Das fast vollständige Zusammenbrechen der antiislamistischen Kräfte - Atatürkisten, Sozialisten, westlich Orientierte, das Miltitär und andere - ist die überraschendste Entwicklung des vergangenen Jahrzehnts. Die Führer der Opposition haben sich damit begnügt, zu den Maßnahmen der AKP nein zu sagen. Sie haben kaum positive Programme geboten und haben oft noch schlimmere Positionen als diejenigen der AKP eingenommen (beispielsweise das Eintreten für eine Pro-Damaskus- und Pro-Teheran-Politik). Und so nörgelten und jammerten Intellektuelle, Journalisten, Künstler und Aktivisten; aber sie konnten keine alternative, nichtislamistische Perspektive entwickeln.
Aber Erdogan könnte es übertreiben, meint Daniel Pipes. Er sei dabei, zu weit zu gehen - in der Außenpolitik, bei der Staatsverschuldung, bei der Durchsetzung der Scharia, beim Vorgehen gegen Militärs.

Was wird Erdogan tun, wenn er bei Wahlen unterliegt?
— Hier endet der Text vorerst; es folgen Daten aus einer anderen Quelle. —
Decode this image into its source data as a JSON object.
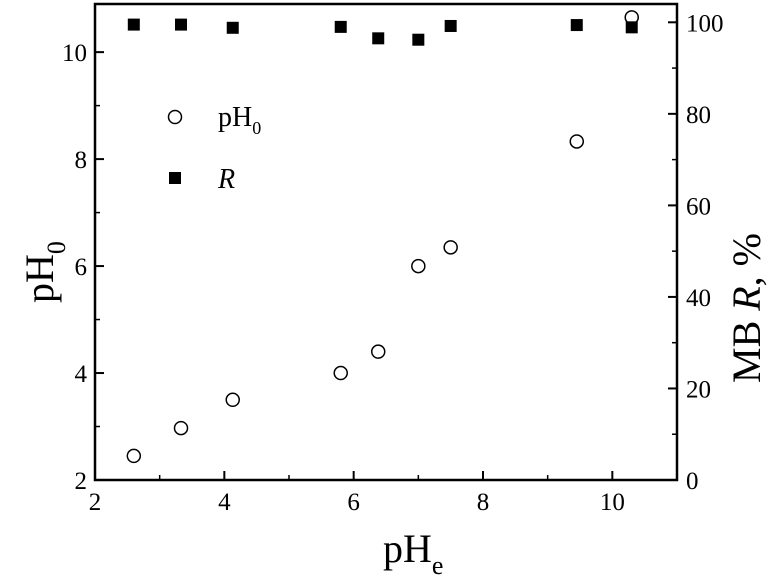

Pipes bescheinigt ihm eine "proto-diktatorische Mentalität". Er zitiert Erdogans bekannte Aussage: Die Demokratie ist wie eine Straßenbahn. Wenn man die Haltestelle erreicht hat, steigt man aus.

Bei der nächsten Krise könnte Erdogan aussteigen. Der Westen solle endlich von der Vorstellung Abschied nehmen, die Türkei sei noch das Land Atatürks, resümiert Professor Pipes.



Soweit ich - vor allem aufgrund der Analysen von Stratfor - die Lage in der Türkei beurteilen kann, erscheint mir die Wertung von Pipes realistisch. Die Vorstellung, dieses Land könne Mitglied der EU werden, ist nachgerade absurd. Ebenso könnte man erwägen, Weißrußland in die EU aufzunehmen.

Auch Pipes anerkennt die beeindruckenden Erfolge Erdogans. Er ist in der Tat ein großer und ein skrupelloser Staatsmann, vergleichbar Putin.

Solche entschlossenen Machtpolitiker bringen Demokratien nur selten hervor. Es sind Menschen, die im Grunde nicht in eine Demokratie passen.

Wahlen bringen sie nach oben. Sie wissen es im allgemeinen zu verhindern, daß sie nach Wahlen die Macht abgeben müssen.